Dados internacionais indicam que o grupo mundial de demência soma cerca de 55 milhões de pessoas, com a Doença de Alzheimer respondendo pela maior parte dos casos. No Brasil, o envelhecimento populacional amplia esse cenário, reforçando a necessidade de diagnóstico precoce e acompanhamento médico.
Sinais de alerta para perda de memória
Alguns indicam que o esquecimento pode ir além do esperado: fatos recentes esquecidos com frequência, dificuldade para encontrar palavras, desorientação, mudanças de comportamento e dificuldades para tarefas diárias. Distúrbios do sono, ansiedade e depressão também influenciam a memória.
Outros fatores que afetam a cognição incluem deficiência de vitaminas e alterações hormonais, exigindo avaliação clínica para identificar a origem do problema. A troca entre causas reversíveis e condições mais graves faz parte do diagnóstico.

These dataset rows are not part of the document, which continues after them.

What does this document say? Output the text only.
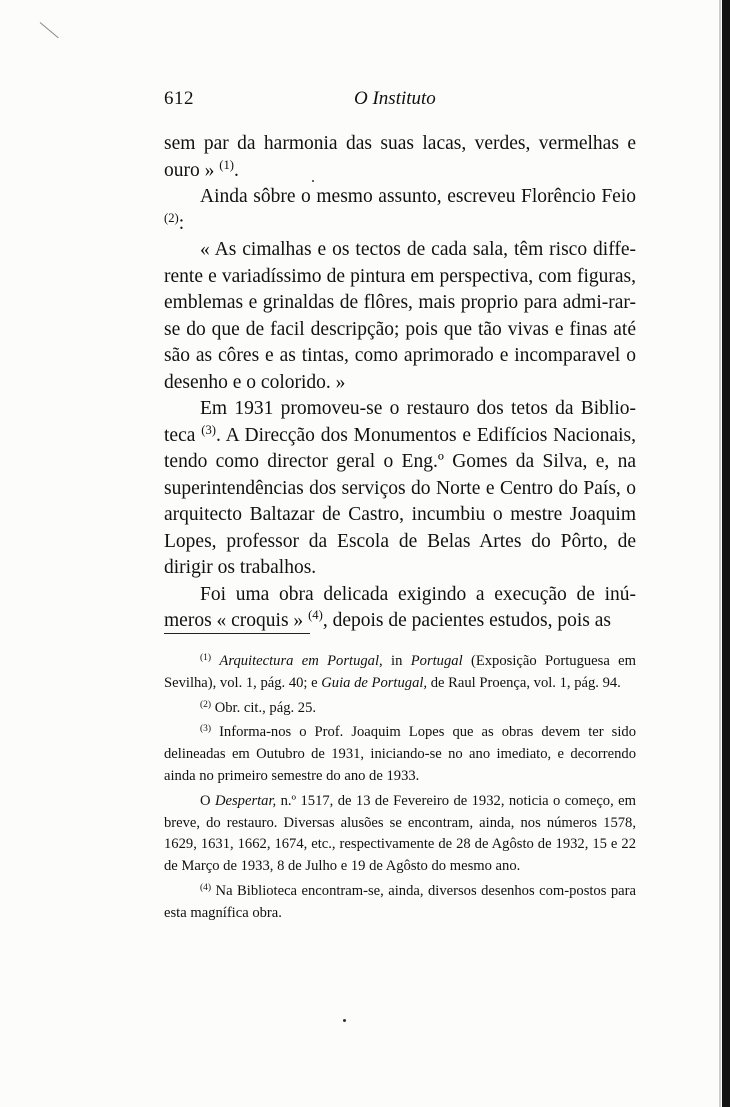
612	O Instituto

sem par da harmonia das suas lacas, verdes, vermelhas e ouro » $^{(1)}$.

Ainda sôbre o mesmo assunto, escreveu Florêncio Feio $^{(2)}$:

« As cimalhas e os tectos de cada sala, têm risco diffe-rente e variadíssimo de pintura em perspectiva, com figuras, emblemas e grinaldas de flôres, mais proprio para admi-rar-se do que de facil descripção; pois que tão vivas e finas até são as côres e as tintas, como aprimorado e incomparavel o desenho e o colorido. »

Em 1931 promoveu-se o restauro dos tetos da Biblio-teca $^{(3)}$. A Direcção dos Monumentos e Edifícios Nacionais, tendo como director geral o Eng.º Gomes da Silva, e, na superintendências dos serviços do Norte e Centro do País, o arquitecto Baltazar de Castro, incumbiu o mestre Joaquim Lopes, professor da Escola de Belas Artes do Pôrto, de dirigir os trabalhos.

Foi uma obra delicada exigindo a execução de inú-meros « croquis » $^{(4)}$, depois de pacientes estudos, pois as

$^{(1)}$ Arquitectura em Portugal, in Portugal (Exposição Portuguesa em Sevilha), vol. 1, pág. 40; e Guia de Portugal, de Raul Proença, vol. 1, pág. 94.

$^{(2)}$ Obr. cit., pág. 25.

$^{(3)}$ Informa-nos o Prof. Joaquim Lopes que as obras devem ter sido delineadas em Outubro de 1931, iniciando-se no ano imediato, e decorrendo ainda no primeiro semestre do ano de 1933.

O Despertar, n.º 1517, de 13 de Fevereiro de 1932, noticia o começo, em breve, do restauro. Diversas alusões se encontram, ainda, nos números 1578, 1629, 1631, 1662, 1674, etc., respectivamente de 28 de Agôsto de 1932, 15 e 22 de Março de 1933, 8 de Julho e 19 de Agôsto do mesmo ano.

$^{(4)}$ Na Biblioteca encontram-se, ainda, diversos desenhos com-postos para esta magnífica obra.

Quando procurar ajuda médica
A avaliação pode envolver exames laboratoriais e testes específicos, conforme o caso. O objetivo é identificar causas tratáveis e orientar o tratamento adequado. O diagnóstico precoce pode retardar a progressão de neurodegenerativas e melhorar a qualidade de vida.
Hábitos saudáveis ajudam a preservar a memória ao longo da vida: alimentação equilibrada, prática regular de atividades físicas e sono de qualidade. A investigação rápida diante dos sinais aumenta as chances de manter a função cognitiva.